The Story
Why it exists.
The beginning
Cannabis arrived from Silvana Casoli's laboratory, and it arrived with a problem: the name. Cannabis suggests something smoky, herbal, provocative. What Casoli made was something else entirely. The concept was botanical precision, 80% flowers, 20% leaves, the cannabis plant deconstructed and rebuilt around its most delicate qualities rather than its stereotypes. The idea wasn't to replicate the smell of the plant. It was to find what the plant smelled like when you stripped away everything people thought they knew about it. The flowers carry a green sweetness, a coumarin-rich softness that reads more like warm hay than herb.

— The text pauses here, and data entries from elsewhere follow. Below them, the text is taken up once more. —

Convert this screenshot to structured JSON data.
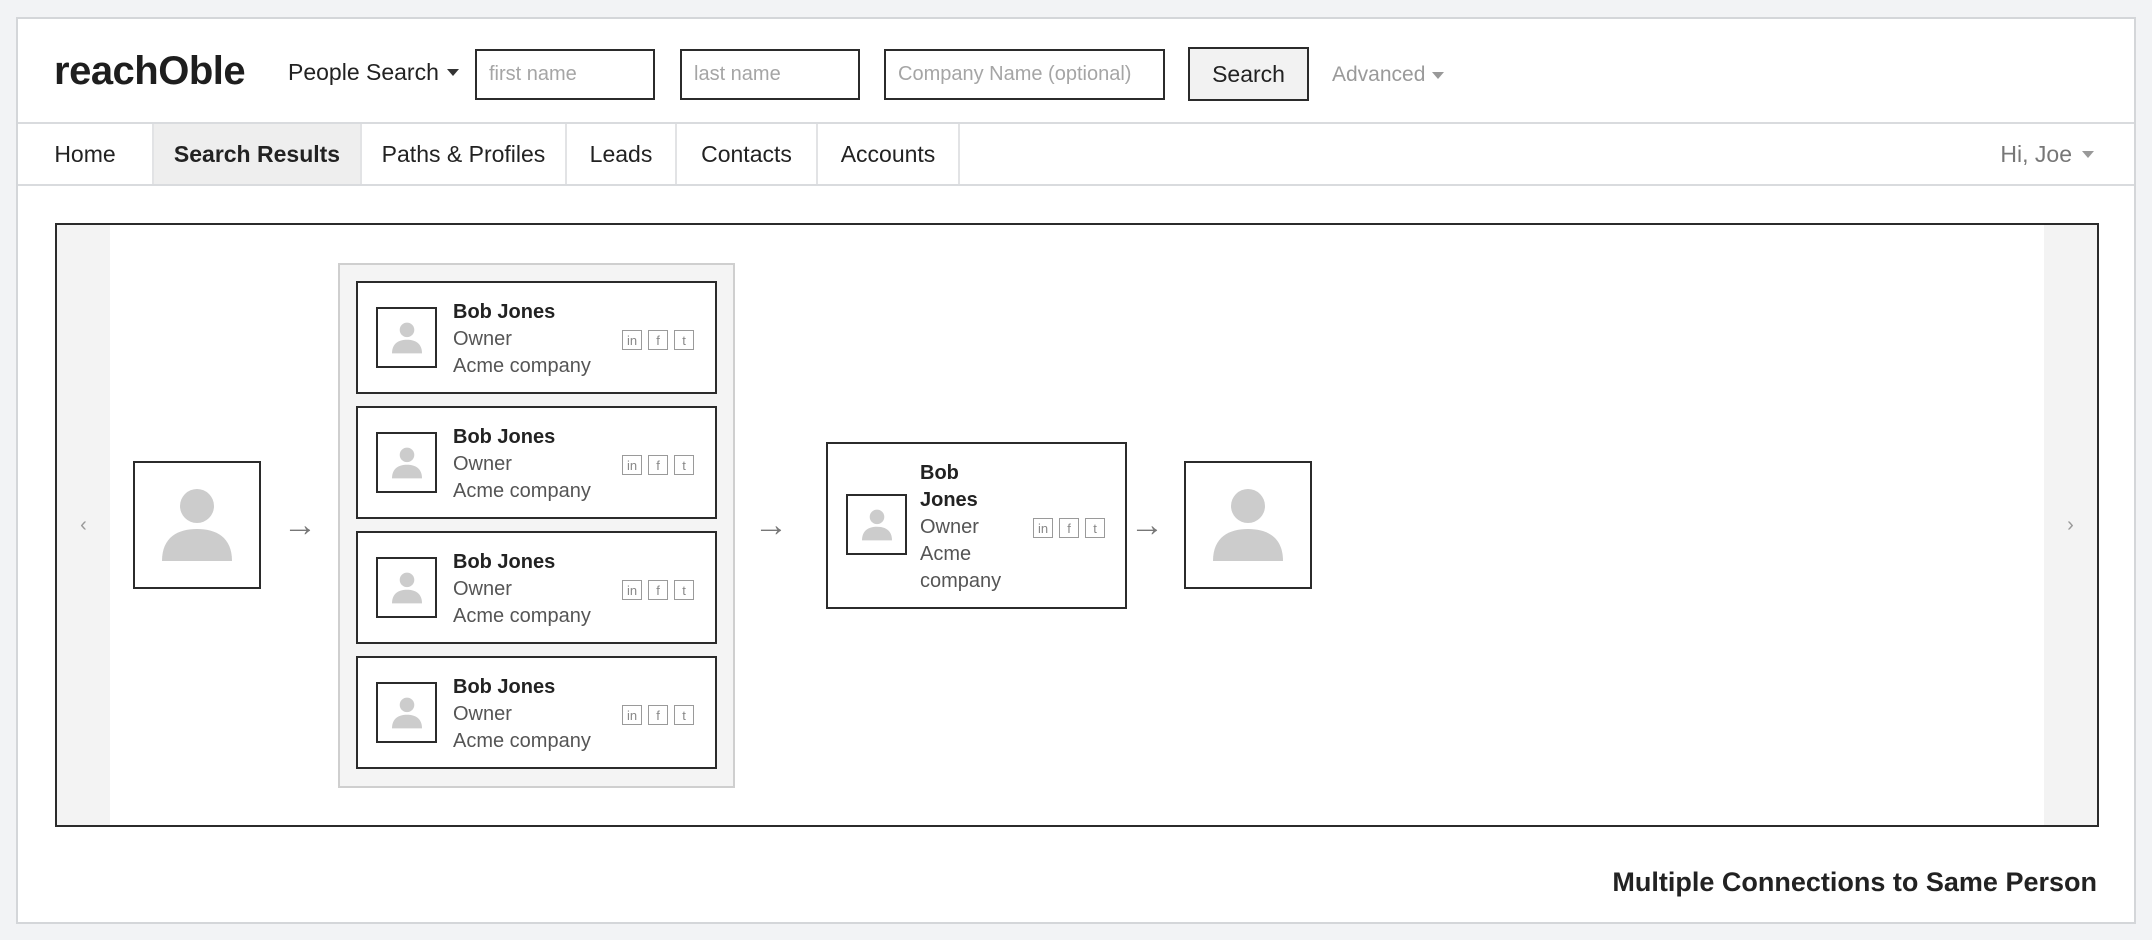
{
  "app": {
    "logo": "reachOble"
  },
  "header": {
    "search_type": "People Search",
    "first_name_placeholder": "first name",
    "last_name_placeholder": "last name",
    "company_placeholder": "Company Name (optional)",
    "search_button": "Search",
    "advanced_label": "Advanced"
  },
  "nav": {
    "tabs": [
      {
        "label": "Home"
      },
      {
        "label": "Search Results",
        "active": true
      },
      {
        "label": "Paths & Profiles"
      },
      {
        "label": "Leads"
      },
      {
        "label": "Contacts"
      },
      {
        "label": "Accounts"
      }
    ],
    "greeting": "Hi, Joe"
  },
  "carousel": {
    "prev_glyph": "‹",
    "next_glyph": "›",
    "arrow_glyph": "→",
    "connections": [
      {
        "name": "Bob Jones",
        "title": "Owner",
        "company": "Acme company"
      },
      {
        "name": "Bob Jones",
        "title": "Owner",
        "company": "Acme company"
      },
      {
        "name": "Bob Jones",
        "title": "Owner",
        "company": "Acme company"
      },
      {
        "name": "Bob Jones",
        "title": "Owner",
        "company": "Acme company"
      }
    ],
    "middle_person": {
      "name": "Bob Jones",
      "title": "Owner",
      "company": "Acme company"
    },
    "social_labels": [
      "in",
      "f",
      "t"
    ]
  },
  "caption": "Multiple Connections to Same Person",
  "colors": {
    "border": "#2b2b2b",
    "avatar_grey": "#cccccc",
    "active_tab_bg": "#eeeeee"
  },
  "icons": [
    "person-avatar-icon",
    "caret-down-icon",
    "linkedin-icon",
    "facebook-icon",
    "twitter-icon",
    "arrow-right-icon",
    "chevron-left-icon",
    "chevron-right-icon"
  ]
}
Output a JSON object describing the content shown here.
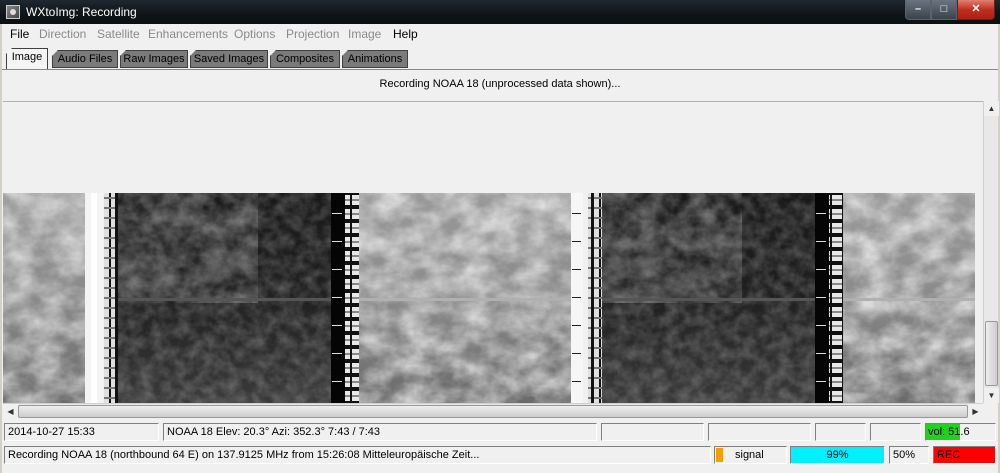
{
  "window": {
    "title": "WXtoImg: Recording",
    "controls": {
      "minimize": "–",
      "maximize": "□",
      "close": "✕"
    }
  },
  "menu": [
    {
      "label": "File",
      "enabled": true
    },
    {
      "label": "Direction",
      "enabled": false
    },
    {
      "label": "Satellite",
      "enabled": false
    },
    {
      "label": "Enhancements",
      "enabled": false
    },
    {
      "label": "Options",
      "enabled": false
    },
    {
      "label": "Projection",
      "enabled": false
    },
    {
      "label": "Image",
      "enabled": false
    },
    {
      "label": "Help",
      "enabled": true
    }
  ],
  "tabs": [
    {
      "label": "Image",
      "active": true
    },
    {
      "label": "Audio Files",
      "active": false
    },
    {
      "label": "Raw Images",
      "active": false
    },
    {
      "label": "Saved Images",
      "active": false
    },
    {
      "label": "Composites",
      "active": false
    },
    {
      "label": "Animations",
      "active": false
    }
  ],
  "image_panel": {
    "header": "Recording NOAA 18 (unprocessed data shown)..."
  },
  "status": {
    "datetime": "2014-10-27  15:33",
    "pass_info": "NOAA 18   Elev: 20.3°   Azi: 352.3°   7:43 / 7:43",
    "volume": "vol: 51.6",
    "recording_message": "Recording NOAA 18 (northbound 64 E) on 137.9125 MHz from 15:26:08 Mitteleuropäische Zeit...",
    "signal_label": "signal",
    "signal_level": 0.1,
    "progress": "99%",
    "zoom": "50%",
    "rec_label": "REC"
  },
  "colors": {
    "volume_bg": "#1ed21e",
    "signal_indicator": "#f2a000",
    "progress_bg": "#00f0ff",
    "rec_bg": "#ff0000"
  }
}
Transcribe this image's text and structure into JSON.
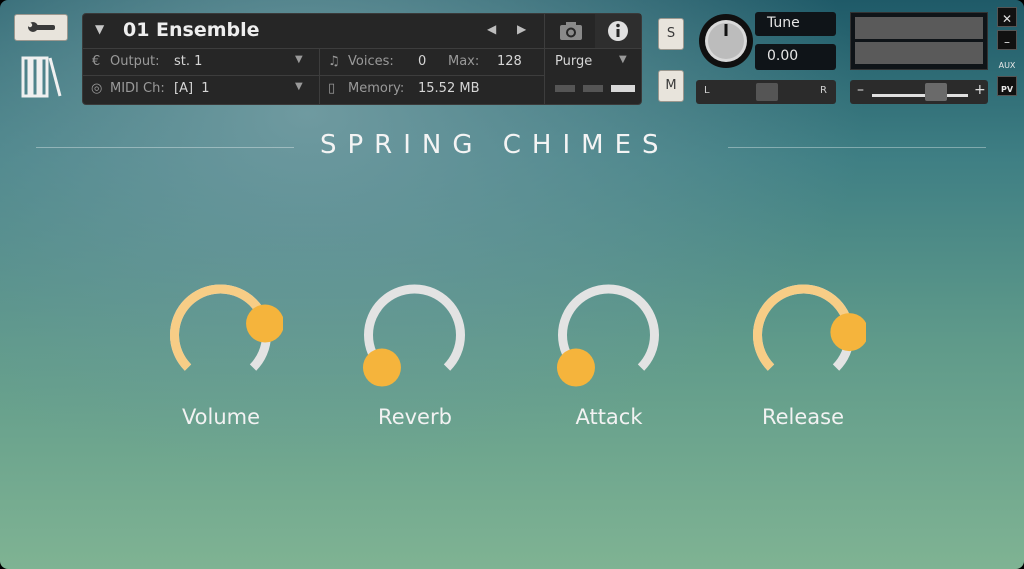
{
  "header": {
    "instrument_name": "01 Ensemble",
    "output_label": "Output:",
    "output_value": "st. 1",
    "midi_label": "MIDI Ch:",
    "midi_value": "[A]  1",
    "voices_label": "Voices:",
    "voices_value": "0",
    "max_label": "Max:",
    "max_value": "128",
    "memory_label": "Memory:",
    "memory_value": "15.52 MB",
    "purge_label": "Purge",
    "solo_label": "S",
    "mute_label": "M",
    "tune_label": "Tune",
    "tune_value": "0.00",
    "pan_left": "L",
    "pan_right": "R",
    "vol_minus": "–",
    "vol_plus": "+",
    "close_label": "✕",
    "minimize_label": "–",
    "aux_label": "AUX",
    "pv_label": "PV"
  },
  "main": {
    "title": "SPRING CHIMES",
    "knobs": [
      {
        "label": "Volume",
        "value": 0.78
      },
      {
        "label": "Reverb",
        "value": 0.0
      },
      {
        "label": "Attack",
        "value": 0.0
      },
      {
        "label": "Release",
        "value": 0.82
      }
    ]
  },
  "colors": {
    "accent": "#f5b43c",
    "arc_active": "#f7cd86",
    "arc_track": "#e3e3e3"
  }
}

The cannabis plant contains significant coumarin, particularly in the flowers, a compound that smells like sweet new-mown hay, with caramel and tobacco facets. Casoli leaned into this natural property rather than fighting it. The result is a fragrance that borrows from the cannabis plant without ever smelling like it. The amber amplifies the sweetness. The floral notes soften the edges. The hemp flower carries the green undertone that keeps everything grounded, not sharp, not herbal, but warm and inviting. It's an Oriental Floral in the classical sense: warm, powdery, intimate.
The evolution
The opening hits warm and sweet, amber forward, with the faintest green nudge underneath. Within minutes, the floral heart begins to assert itself. Powdery. Soft. The kind of floral that smells like crushed petals and dried petals at the same time. The green cannabis note doesn't disappear. It deepens. Settles into the composition like a quiet thread running through a blend. The flowers keep blooming, but now they're bathed in amber that grows rounder, thicker, almost sticky. The drydown is where this fragrance earns its keep. The amber becomes creamy and substantial. The floral remains but loses its sharpness. The cannabis undertone persists, that green, slightly hay-like warmth that started everything, now so woven into the base that it feels fundamental to the fragrance rather than incidental. On fabric the next morning: faint warmth, a ghost of powder, nothing loud.
Cultural impact
The name carries cultural weight, provocative when cannabis was becoming increasingly discussed in popular culture. But the fragrance refuses the expected interpretation. It's an Oriental Floral, not a smoky herbal statement. The concept of using cannabis as a starting point while creating something entirely different from its source material demonstrates the house's willingness to subvert expectations. Silvana Casoli's work attracts collectors who appreciate unconventional choices and the kind of restraint that signals confidence.